Linked by Thom Holwerda on Thu 30th Jun 2005 12:26 UTC
General Development For Linux users, HLA is a strong programming tool that allows them to create powerful programs on a variety of different levels. As HLA becomes more feature-rich, additional applications will be written using HLA under Linux. With HLA and Linux, programmers can develop new and exciting applications anyone can use. Read more.
Permalink for comment
To read all comments associated with this story, please click here.
RE: "Toy Language"
by Randall Hyde on Fri 1st Jul 2005 05:22 UTC

Anonymous wrote:>>>>>>>>>>>
Thanks for the toy language. Real developers will stick to something productive like masm, instead of a pathetic sales pitch for your lego masterpiece.
<<<<<<<<<<<<<<<<<&l t;<<<<<<<<<
Are you refering to HLA here?

From http://webster.cs.ucr.edu/AsmTools/HLA/HLADoc/HTMLDoc/WhatIsHLA.htm...


Design Goals and Decisions

HLA was originally conceived as a tool to teach assembly language programming. In early 1996 I decided to do a Windows version of my electronic text "the Art of Assembly Language Programming" (AoA). After an attempt to develop a new version of the "UCR Standard Library for 80x86 Programmers" (a mainstay of AoA), I came to the conclusion that MASM just wasn't powerful enough to make learning assembly language really easy. I decided to develop an assembler with sufficient power, providing the tools for a good standard library as well as satisify some other requirements. The High Level Assembler was the result of this.

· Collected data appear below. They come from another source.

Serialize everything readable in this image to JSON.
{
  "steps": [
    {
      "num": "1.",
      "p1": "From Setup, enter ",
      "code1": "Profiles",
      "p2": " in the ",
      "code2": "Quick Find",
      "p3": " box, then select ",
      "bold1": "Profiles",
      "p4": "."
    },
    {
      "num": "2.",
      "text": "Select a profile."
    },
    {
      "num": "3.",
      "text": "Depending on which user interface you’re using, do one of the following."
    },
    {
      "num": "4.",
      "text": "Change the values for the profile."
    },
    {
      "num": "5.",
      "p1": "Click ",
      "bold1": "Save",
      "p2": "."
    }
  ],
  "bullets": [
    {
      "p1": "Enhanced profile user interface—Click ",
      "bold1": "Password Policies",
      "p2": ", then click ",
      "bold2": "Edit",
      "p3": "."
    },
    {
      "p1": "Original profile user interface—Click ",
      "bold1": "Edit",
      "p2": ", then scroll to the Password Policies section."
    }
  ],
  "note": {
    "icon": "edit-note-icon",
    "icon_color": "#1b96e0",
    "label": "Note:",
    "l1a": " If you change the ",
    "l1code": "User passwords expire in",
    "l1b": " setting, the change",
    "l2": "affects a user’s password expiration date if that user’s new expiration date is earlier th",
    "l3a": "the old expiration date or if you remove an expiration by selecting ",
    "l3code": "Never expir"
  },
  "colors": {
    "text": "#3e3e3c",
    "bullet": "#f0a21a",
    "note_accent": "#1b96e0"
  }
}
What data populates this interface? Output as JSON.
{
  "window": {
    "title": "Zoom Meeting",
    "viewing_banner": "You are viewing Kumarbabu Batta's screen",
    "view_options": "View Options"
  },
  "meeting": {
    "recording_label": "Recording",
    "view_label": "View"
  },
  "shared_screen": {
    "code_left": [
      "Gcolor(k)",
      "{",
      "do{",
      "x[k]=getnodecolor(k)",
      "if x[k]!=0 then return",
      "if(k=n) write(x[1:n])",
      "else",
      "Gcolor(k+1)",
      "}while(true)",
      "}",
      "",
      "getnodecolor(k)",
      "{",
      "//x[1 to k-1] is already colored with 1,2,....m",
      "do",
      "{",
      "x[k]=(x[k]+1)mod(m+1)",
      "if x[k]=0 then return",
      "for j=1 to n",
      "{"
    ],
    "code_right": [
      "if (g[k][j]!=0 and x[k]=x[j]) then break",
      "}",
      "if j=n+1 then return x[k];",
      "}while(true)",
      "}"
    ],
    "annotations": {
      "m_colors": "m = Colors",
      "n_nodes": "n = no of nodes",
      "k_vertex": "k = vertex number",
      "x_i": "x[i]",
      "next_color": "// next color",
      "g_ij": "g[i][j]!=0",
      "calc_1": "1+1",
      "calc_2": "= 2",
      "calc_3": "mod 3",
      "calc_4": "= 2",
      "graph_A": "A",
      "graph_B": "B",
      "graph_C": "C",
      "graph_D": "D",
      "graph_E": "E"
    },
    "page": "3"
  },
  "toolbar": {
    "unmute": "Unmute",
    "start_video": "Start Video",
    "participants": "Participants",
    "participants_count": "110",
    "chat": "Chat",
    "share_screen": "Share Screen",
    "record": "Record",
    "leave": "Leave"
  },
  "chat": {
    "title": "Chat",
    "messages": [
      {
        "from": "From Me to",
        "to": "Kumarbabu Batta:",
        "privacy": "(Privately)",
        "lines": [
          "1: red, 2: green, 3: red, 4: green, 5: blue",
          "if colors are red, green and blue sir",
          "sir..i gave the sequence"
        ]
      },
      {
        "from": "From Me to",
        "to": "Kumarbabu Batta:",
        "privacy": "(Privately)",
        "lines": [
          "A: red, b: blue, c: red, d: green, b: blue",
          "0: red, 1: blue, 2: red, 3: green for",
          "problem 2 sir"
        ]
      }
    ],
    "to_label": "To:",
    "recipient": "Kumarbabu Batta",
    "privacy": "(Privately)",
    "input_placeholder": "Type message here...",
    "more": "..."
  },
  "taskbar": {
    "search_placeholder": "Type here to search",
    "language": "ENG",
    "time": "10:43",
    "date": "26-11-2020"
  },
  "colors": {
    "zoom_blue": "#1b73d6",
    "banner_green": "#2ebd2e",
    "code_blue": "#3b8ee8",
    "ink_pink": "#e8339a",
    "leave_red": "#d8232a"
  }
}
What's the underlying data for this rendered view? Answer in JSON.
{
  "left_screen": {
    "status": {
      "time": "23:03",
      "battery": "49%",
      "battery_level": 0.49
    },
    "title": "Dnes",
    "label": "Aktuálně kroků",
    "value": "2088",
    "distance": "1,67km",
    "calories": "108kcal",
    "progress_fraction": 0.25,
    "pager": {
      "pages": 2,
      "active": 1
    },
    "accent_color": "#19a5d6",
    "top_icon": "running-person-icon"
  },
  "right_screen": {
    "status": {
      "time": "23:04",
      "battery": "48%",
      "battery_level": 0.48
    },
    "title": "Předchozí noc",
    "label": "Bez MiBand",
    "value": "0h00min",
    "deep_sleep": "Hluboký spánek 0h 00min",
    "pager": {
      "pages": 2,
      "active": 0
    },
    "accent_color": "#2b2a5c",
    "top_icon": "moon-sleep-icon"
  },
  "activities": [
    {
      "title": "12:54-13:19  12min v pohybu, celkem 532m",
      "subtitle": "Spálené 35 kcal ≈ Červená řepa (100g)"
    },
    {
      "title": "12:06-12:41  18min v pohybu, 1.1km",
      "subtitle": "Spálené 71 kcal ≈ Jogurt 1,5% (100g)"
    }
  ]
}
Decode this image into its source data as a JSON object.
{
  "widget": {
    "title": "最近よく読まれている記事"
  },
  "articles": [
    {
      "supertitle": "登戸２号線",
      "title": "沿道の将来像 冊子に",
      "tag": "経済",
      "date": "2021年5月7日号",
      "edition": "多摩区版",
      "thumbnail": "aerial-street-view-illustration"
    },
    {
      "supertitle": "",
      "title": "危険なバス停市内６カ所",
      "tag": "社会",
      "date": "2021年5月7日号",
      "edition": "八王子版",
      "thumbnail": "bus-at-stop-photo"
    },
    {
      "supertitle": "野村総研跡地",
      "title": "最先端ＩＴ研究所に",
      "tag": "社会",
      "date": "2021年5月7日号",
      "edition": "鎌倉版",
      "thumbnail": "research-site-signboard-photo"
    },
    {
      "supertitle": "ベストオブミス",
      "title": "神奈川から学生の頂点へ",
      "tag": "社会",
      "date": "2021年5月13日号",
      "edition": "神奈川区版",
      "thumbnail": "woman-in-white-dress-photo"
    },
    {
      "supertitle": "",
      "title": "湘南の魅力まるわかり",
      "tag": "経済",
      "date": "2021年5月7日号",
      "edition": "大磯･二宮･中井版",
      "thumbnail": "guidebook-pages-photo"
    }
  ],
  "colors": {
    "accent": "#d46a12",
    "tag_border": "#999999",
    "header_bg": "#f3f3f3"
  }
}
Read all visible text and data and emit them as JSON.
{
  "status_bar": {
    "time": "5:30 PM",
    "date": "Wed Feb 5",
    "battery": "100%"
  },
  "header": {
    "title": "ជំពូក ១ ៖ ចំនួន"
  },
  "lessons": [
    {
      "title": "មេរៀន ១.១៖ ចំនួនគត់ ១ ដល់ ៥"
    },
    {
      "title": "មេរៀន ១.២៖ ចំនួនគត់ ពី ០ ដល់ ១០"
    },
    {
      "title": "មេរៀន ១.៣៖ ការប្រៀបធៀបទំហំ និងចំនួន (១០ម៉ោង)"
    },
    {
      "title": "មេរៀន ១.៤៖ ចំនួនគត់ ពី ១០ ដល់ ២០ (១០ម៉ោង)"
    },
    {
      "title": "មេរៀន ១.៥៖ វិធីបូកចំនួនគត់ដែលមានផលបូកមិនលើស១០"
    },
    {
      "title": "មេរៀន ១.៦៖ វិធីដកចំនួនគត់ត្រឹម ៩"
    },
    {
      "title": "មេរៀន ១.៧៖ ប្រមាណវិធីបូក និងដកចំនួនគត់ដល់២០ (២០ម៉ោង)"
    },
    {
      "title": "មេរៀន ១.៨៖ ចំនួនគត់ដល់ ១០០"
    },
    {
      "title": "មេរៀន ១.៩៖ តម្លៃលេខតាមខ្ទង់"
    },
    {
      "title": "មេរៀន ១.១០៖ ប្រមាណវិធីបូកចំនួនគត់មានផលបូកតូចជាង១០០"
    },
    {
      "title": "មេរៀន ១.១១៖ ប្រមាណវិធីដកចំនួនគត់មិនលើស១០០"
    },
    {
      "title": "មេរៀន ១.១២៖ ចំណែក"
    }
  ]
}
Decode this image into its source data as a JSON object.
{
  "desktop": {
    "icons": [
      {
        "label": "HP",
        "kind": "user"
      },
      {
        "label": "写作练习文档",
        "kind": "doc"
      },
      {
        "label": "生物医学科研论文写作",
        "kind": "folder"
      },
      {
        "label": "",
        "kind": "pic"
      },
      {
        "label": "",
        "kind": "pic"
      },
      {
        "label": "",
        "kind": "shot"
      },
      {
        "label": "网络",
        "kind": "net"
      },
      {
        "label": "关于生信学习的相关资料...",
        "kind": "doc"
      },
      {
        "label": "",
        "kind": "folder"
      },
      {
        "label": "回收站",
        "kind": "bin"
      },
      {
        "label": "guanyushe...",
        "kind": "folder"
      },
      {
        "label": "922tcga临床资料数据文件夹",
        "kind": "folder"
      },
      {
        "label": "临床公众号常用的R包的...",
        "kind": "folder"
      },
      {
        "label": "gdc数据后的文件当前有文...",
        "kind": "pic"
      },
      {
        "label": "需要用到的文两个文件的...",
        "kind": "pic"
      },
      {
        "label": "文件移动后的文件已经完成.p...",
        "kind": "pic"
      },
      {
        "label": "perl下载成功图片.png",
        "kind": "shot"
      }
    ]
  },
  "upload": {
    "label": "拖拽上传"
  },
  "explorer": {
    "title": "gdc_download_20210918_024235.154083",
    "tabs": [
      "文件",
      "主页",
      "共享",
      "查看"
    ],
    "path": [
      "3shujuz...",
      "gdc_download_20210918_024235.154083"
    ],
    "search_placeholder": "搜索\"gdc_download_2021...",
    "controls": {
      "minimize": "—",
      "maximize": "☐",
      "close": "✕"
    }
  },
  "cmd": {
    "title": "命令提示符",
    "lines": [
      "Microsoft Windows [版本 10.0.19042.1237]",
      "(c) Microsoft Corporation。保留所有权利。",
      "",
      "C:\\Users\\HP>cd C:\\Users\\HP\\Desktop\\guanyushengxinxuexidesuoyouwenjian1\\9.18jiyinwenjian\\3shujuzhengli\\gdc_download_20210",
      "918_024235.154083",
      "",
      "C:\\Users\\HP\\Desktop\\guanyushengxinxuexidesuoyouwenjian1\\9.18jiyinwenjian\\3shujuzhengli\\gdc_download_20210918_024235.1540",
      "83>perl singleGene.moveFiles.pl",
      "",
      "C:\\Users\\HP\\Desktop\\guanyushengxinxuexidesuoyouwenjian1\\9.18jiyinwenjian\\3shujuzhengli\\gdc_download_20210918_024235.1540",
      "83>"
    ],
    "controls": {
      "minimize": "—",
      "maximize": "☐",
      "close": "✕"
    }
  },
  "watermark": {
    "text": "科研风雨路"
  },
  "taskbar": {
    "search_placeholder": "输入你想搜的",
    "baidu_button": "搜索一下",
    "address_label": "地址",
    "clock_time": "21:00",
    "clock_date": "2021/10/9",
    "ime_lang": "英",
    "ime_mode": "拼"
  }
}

HLA's high-level control structures were based on the same concepts found in MASM (which also supports IFs, WHILEs, HLL-like procedure calls, and the like). Like MASM, HLA fully supports complex data structures like records and unions (and goes one better and support object-oriented programming with classes). Fundamentally, the big difference between HLA and MASM is the "compile-time language" (known in other assemblers as the "macro language" or "preprocessor"). As I pointed out in the paper "What is HLA?", what I needed was an assembly language that was quite a bit *more* powerful than MASM to do the job I needed done for my classes. Unless HLA was going to offer a substantial gain over MASM, there would have been no need to write it, as I'd been using MASM in my courses for about six years at that point (using the 16-bit edition of AoA).

No doubt, MASM users will continue sticking to MASM, just as NASM users will continue sticking to NASM and FASM users will stick to FASM, etc. Usually, this has nothing to do with the "power" of the assembler, but the fact that people are unwilling to learn the syntax of a new language when they're reasonably happy with the one they already know. And, in my experience, *few* assembly language programmers exploit the macro processing facilities to the same level I did when I first decided to write HLA, so they don't have the motivation to go and learn a more powerful assembler.

OTOH, HLA has proven extremely successful at teaching new assembly programmers how to code in assembly language. As they aren't carrying around the baggage of already knowing an assembly language syntax, and they're most interested in learning assembly as efficiently as possible, HLA works out real well for them.

As for MASM, it does have one serious drawback -- it's really only a Win32 product (yeah, I realize it's also DOS and OS/2, but get real about those OSes). If someone decides to move on to Linux (or some other OS), they have to kiss MASM goodbye. You'll note that the original article was published in Linux World. Guess what? No matter how much that "real developer" you're talking about would like to do it, they won't be able to use MASM to develop Linux code.